OS ADORADORES DO DEUS VERDADEIRO
COMENTÁRIO
Realmente, vemo-nos obrigados a perguntar:
“Onde estão as emoções desta Religião, se o Homem não é só Razão mas também
Emoção e Sentimentos?”
A questão coloca-se pertinentemente e com
acuidade aquando de momentos de extrema gravidade emocional: perca de entes
queridos em situações trágicas, doenças violentas, dramas que apontam a morte
como solução, a própria morte, sobretudo inesperada ou extemporânea.
É que as Religiões actuais, por muito
falsas que sejam, têm “soluções”, têm palavras de conforto, ideias de esperança
numa outra vida melhor… E, nestas situações, embora incongruentemente, as
pessoas querem lá saber que tal não corresponda à verdade existencial! A
Religião ora proposta fica-se pelo vazio de nada ter para colmatar o vazio
emocional da perca de um ente querido, de uma tragédia nunca anunciada – e
mesmo que o fosse! – de uma qualquer desgraça que deixa o indivíduo desesperado
e inconsolável. Então?!
Então, em total desespero, a pessoa
agarra-se à única tábua de consolação que se lhe oferece: confiar que todo o
seu sofrimento será largamente compensado num Céu, num Paraíso de todas as
delícias onde não haverá mais sofrimento, mas apenas felicidade, bem-estar e
alegria. E… por toda a eternidade! E a paz perdida desce, de algum modo, à alma
sofredora, pois, em boa verdade, o ser humano não veio à vida para sofrer… Fantástico, não é?! Realmente…, o que faremos
deste nosso desejo de eternidade, desta nossa sede de infinito?

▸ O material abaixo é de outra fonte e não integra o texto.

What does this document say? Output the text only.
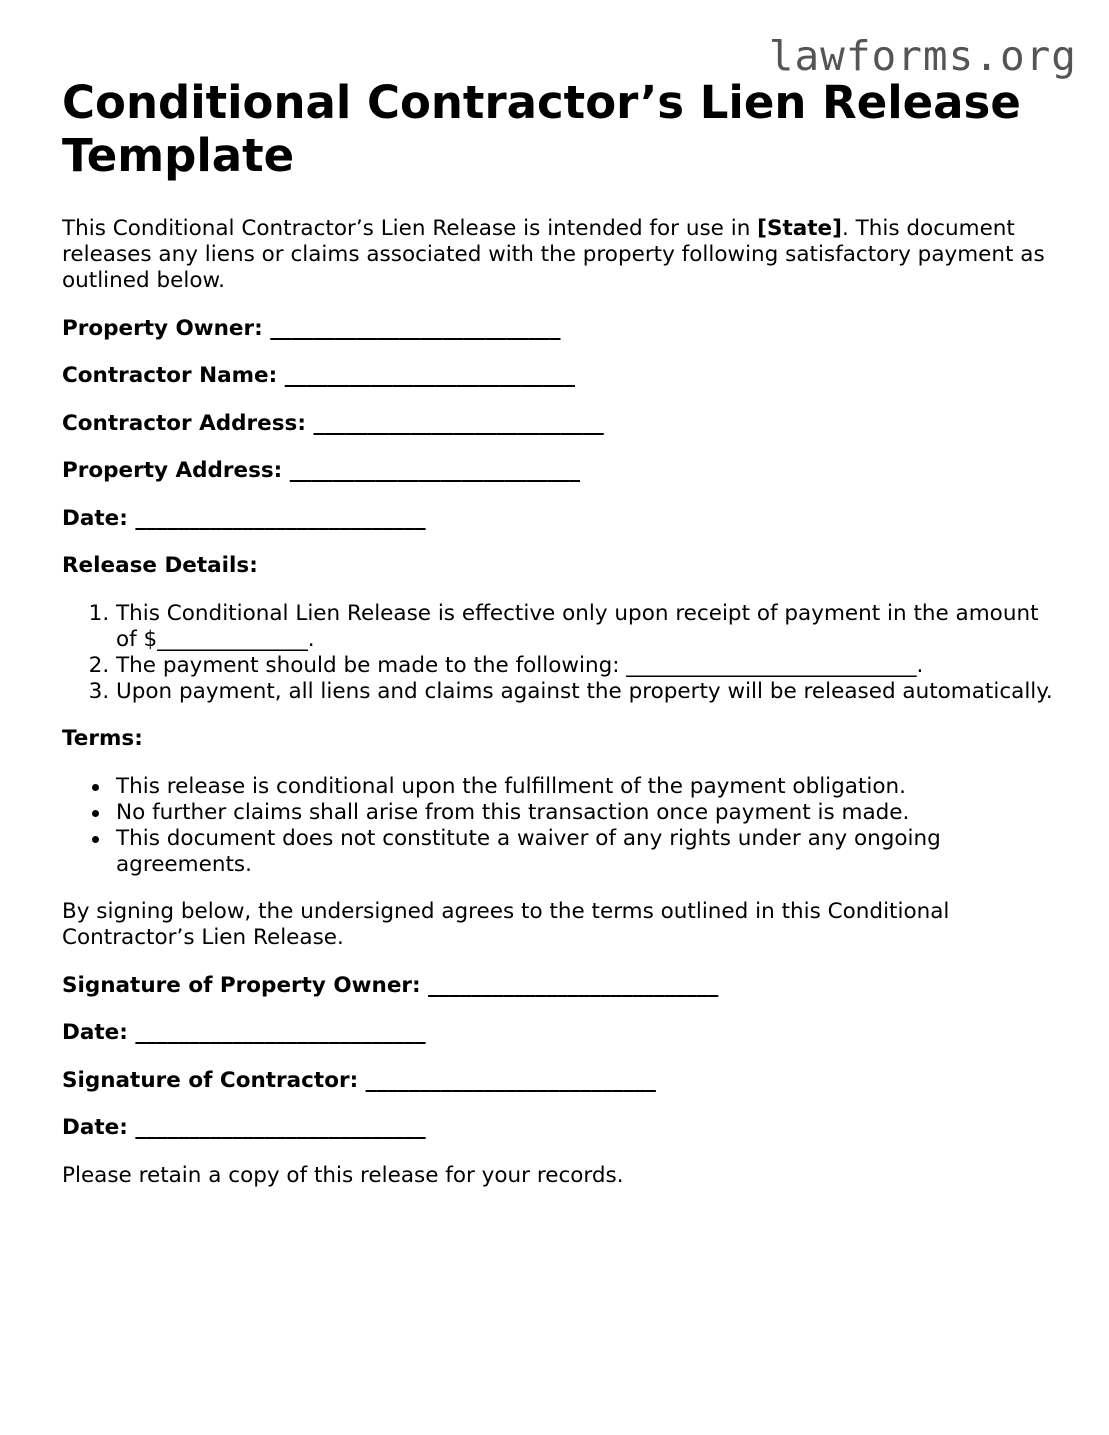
lawforms.org
Conditional Contractor’s Lien Release Template

This Conditional Contractor’s Lien Release is intended for use in [State]. This document releases any liens or claims associated with the property following satisfactory payment as outlined below.

Property Owner: ___________________________

Contractor Name: ___________________________

Contractor Address: ___________________________

Property Address: ___________________________

Date: ___________________________

Release Details:

1. This Conditional Lien Release is effective only upon receipt of payment in the amount of $______________.
2. The payment should be made to the following: ___________________________.
3. Upon payment, all liens and claims against the property will be released automatically.

Terms:

This release is conditional upon the fulfillment of the payment obligation.
No further claims shall arise from this transaction once payment is made.
This document does not constitute a waiver of any rights under any ongoing agreements.

By signing below, the undersigned agrees to the terms outlined in this Conditional Contractor’s Lien Release.

Signature of Property Owner: ___________________________

Date: ___________________________

Signature of Contractor: ___________________________

Date: ___________________________

Please retain a copy of this release for your records.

A resposta é terrivelmente difícil! Aliás,
foi neste “terrível” que as religiões existentes se basearam para criar,
inventar, fantasiar os seus Céus, os seus Infernos, as suas eternidades. Mas
nada correspondendo a qualquer realidade comprovada. Pelo contrário: como não
há hipótese de entender as suas invenções, sempre se refugiaram no MISTÉRIO. O
“milagre” é que conseguem convencer milhares de milhões desses Céus, desses
Infernos, dessas eternidades. Até quando?!

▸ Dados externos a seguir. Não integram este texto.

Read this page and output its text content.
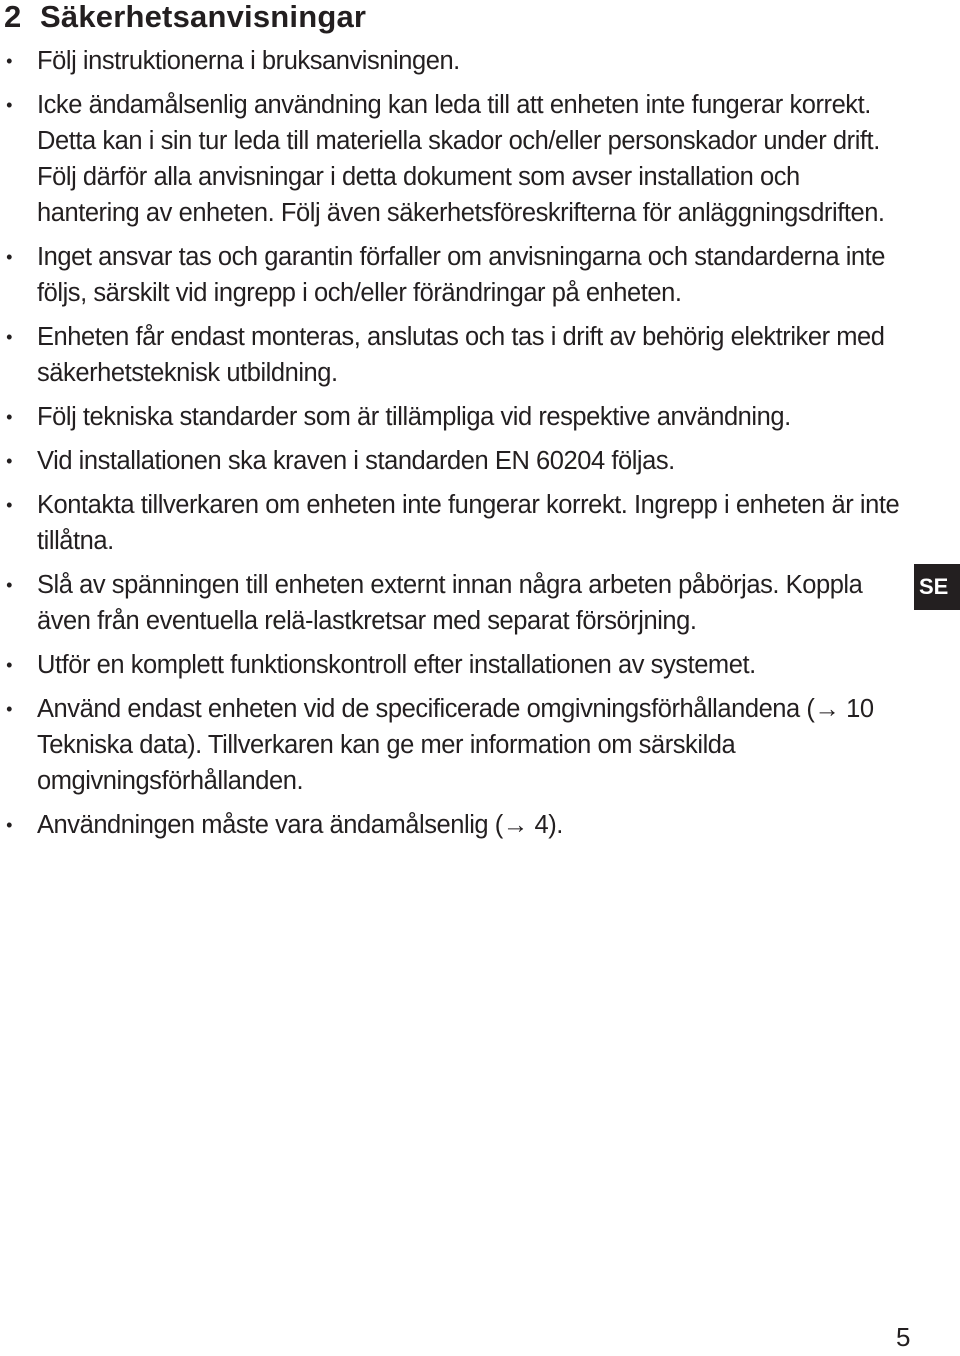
2 Säkerhetsanvisningar
• Följ instruktionerna i bruksanvisningen.
• Icke ändamålsenlig användning kan leda till att enheten inte fungerar korrekt. Detta kan i sin tur leda till materiella skador och/eller personskador under drift. Följ därför alla anvisningar i detta dokument som avser installation och hantering av enheten. Följ även säkerhetsföreskrifterna för anläggningsdriften.
• Inget ansvar tas och garantin förfaller om anvisningarna och standarderna inte följs, särskilt vid ingrepp i och/eller förändringar på enheten.
• Enheten får endast monteras, anslutas och tas i drift av behörig elektriker med säkerhetsteknisk utbildning.
• Följ tekniska standarder som är tillämpliga vid respektive användning.
• Vid installationen ska kraven i standarden EN 60204 följas.
• Kontakta tillverkaren om enheten inte fungerar korrekt. Ingrepp i enheten är inte tillåtna.
• Slå av spänningen till enheten externt innan några arbeten påbörjas. Koppla även från eventuella relä-lastkretsar med separat försörjning.
• Utför en komplett funktionskontroll efter installationen av systemet.
• Använd endast enheten vid de specificerade omgivningsförhållandena (→ 10 Tekniska data). Tillverkaren kan ge mer information om särskilda omgivningsförhållanden.
• Användningen måste vara ändamålsenlig (→ 4).
SE
5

E, face à realidade que somos – seres que
aparecem no Tempo sem qualquer motivo e desaparecem no Tempo – somos
forçosamente levados a sentir-nos frustrados, a pensar que talvez melhor teria sido
nem sequer ter vindo à Vida. Pois, para quê, se isto se acaba ali sem qualquer
outra hipótese, outra chance, outra oportunidade, outro desfecho? Não fora o
instinto vital e de sobrevivência que nos acompanha nesta nossa vinda ao mundo
dos vivos, e seríamos facilmente levados a cometer suicídio por dá cá aquela palha…
Ora, virando tudo ao contrário, olhando o
outro lado da VIDA, temos de deixar-nos levar pelo pensamento de que ter vindo
à vida foi o melhor que nos poderia ter acontecido. Fisicamente, quando fomos
concebidos pelos nossos pais, milhões de outros ficaram na hipótese de ser: foi
o “nosso” espermatozoide que ganhou a corrida para fecundar o óvulo do qual
nascemos; fora outro e quem estaria aqui a pensar, a amar, a sorrir (embora
também a sofrer e a ter estes pensamentos de frustração…) seria um outro a quem
nem sequer poderíamos chamar de irmão…
Então, VIVA A VIDA! E bendita seja a hora
em que fomos concebidos para dela podermos fazer parte. Resta-nos, agora,
aceitar as regras do jogo que regem a Natureza dos vivos. E aceitá-las com
sorrisos, risos e gargalhadas, rindo da dor, da doença, da catástrofe, da morte
certa quando o nosso tempo se acabar, aproveitando ao máximo todas as jogadas
que procuraremos sejam ganhadoras. Fazer da vida um jogo sempre a ganhar será o
maior desafio em que fomos convidados a participar. Com regras, claro!
Essa coisa da morte, olha, que venha quando
vier! Que venha tarde e sem dor! E que nos encontre, sorrindo, embora já quase
sem energia para o sorriso que o corpo a perdeu na voragem do malvado/bendito
TEMPO! Mas ainda tenhamos mão para dizer ADEUS ao que fica – vivos e não vivos,
céus e Terra, estrelas e Universo – um ADEUS de partida para um eterno NADA!
E, ainda sorrindo, consolando-nos, pela última vez: "EU VALI A PENA!"